Brede patted her face with a hand little more graceful than a paw.
“And I was squeezing the stuffing out of you and kissing you, and you were trying to tell me, weren’t you? That you’re not feeling so well, are you, Puss?”
Estrid sighed. She would not deny it now, since he so earnestly believed it, but she found the irony cruel. In times past she had learned the folly of trying to tell Brede she was “not feeling so well” – even when she was feeling truly not so well at all.
“Can I get you anything? A cup of soup? Or some hot wine?”
Estrid grimaced, nauseated by the very thought. All the while he steamed her face with his sour breath.
He stroked his other hand down her arm and took her hand. “You just want to sleep, don’t you, Puss?”
She nodded wearily.
“You just wanted to sleep and I came bumbling in here and woke you up.” He sighed and pulled up her hand to kiss the backs of her fingers. “I’m sorry, Puss,” he murmured. “You go back to bed. I shall just go sleep downstairs and leave you in peace.”

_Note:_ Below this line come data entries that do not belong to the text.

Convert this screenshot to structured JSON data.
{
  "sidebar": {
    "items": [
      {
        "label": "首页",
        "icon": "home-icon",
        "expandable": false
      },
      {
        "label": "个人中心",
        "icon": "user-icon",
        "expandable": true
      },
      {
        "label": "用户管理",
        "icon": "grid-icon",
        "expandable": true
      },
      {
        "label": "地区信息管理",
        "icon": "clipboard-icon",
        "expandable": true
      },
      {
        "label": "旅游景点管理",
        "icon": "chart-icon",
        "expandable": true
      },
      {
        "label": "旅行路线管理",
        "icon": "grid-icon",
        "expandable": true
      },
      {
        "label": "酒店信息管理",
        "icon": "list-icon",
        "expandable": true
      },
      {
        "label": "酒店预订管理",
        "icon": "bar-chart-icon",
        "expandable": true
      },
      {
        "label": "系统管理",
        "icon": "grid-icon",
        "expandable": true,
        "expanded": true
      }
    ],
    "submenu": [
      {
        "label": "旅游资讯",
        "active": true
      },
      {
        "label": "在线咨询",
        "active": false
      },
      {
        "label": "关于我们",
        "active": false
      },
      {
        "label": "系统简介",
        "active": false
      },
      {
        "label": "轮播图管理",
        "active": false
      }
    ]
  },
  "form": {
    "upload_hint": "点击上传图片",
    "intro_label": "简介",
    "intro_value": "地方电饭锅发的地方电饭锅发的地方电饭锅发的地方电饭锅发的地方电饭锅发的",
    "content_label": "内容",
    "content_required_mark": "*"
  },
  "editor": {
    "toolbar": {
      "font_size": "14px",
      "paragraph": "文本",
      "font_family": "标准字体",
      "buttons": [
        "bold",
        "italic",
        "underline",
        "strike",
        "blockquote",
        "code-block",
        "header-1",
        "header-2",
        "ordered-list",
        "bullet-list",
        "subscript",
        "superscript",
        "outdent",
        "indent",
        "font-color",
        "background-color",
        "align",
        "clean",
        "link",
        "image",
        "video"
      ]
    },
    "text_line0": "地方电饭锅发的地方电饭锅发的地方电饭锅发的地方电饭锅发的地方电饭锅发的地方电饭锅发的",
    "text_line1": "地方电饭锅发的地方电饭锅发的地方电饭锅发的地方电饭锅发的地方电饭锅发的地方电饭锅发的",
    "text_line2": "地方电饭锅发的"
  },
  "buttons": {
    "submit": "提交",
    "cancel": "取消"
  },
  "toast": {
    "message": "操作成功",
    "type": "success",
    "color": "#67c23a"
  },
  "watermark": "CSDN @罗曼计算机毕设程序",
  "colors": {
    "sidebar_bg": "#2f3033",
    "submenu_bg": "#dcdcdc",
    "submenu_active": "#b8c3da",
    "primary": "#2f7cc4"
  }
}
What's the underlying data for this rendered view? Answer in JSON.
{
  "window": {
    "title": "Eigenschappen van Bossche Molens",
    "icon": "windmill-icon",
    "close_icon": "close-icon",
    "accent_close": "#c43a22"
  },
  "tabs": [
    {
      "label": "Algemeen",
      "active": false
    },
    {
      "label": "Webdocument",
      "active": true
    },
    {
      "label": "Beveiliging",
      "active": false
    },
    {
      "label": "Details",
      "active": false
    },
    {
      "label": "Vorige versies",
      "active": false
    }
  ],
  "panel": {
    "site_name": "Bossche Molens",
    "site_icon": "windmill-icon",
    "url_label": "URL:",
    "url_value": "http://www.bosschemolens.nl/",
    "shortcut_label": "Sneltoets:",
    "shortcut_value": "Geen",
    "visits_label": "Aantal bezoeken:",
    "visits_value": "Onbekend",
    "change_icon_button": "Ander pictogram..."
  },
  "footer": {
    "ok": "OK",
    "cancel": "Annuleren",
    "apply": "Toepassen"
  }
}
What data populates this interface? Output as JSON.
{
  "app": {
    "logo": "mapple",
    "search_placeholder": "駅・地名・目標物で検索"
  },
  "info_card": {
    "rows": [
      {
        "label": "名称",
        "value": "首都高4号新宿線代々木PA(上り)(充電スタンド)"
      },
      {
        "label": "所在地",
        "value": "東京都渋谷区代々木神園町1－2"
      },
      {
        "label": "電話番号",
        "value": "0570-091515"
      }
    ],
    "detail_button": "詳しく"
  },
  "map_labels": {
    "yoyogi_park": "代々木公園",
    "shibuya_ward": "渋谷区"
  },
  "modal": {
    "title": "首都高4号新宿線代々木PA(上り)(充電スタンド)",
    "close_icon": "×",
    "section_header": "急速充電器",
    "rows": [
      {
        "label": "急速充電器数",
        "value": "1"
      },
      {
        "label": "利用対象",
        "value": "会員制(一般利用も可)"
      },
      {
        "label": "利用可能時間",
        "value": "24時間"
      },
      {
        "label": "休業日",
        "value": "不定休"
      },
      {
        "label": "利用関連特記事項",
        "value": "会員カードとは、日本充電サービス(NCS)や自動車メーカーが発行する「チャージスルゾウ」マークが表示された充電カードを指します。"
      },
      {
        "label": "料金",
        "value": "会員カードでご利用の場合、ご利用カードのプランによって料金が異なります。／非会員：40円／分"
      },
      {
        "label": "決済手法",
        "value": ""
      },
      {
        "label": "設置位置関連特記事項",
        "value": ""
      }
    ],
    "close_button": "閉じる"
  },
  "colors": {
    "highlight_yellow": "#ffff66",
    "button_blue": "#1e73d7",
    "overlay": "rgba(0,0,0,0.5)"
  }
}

He waited for a moment for her to respond. Estrid watched him blankly, set adrift without rudder or oar.
He leaned in and kissed her cleanly on the lips.
“Good night,” he whispered.
Dutifully Estrid lipped, “Good night.”
Brede went out on a veering course, like a ship dodging shoals no one could see. Estrid listened to his heavy steps thumping all the way downstairs.
Downstairs, to pour himself another drink.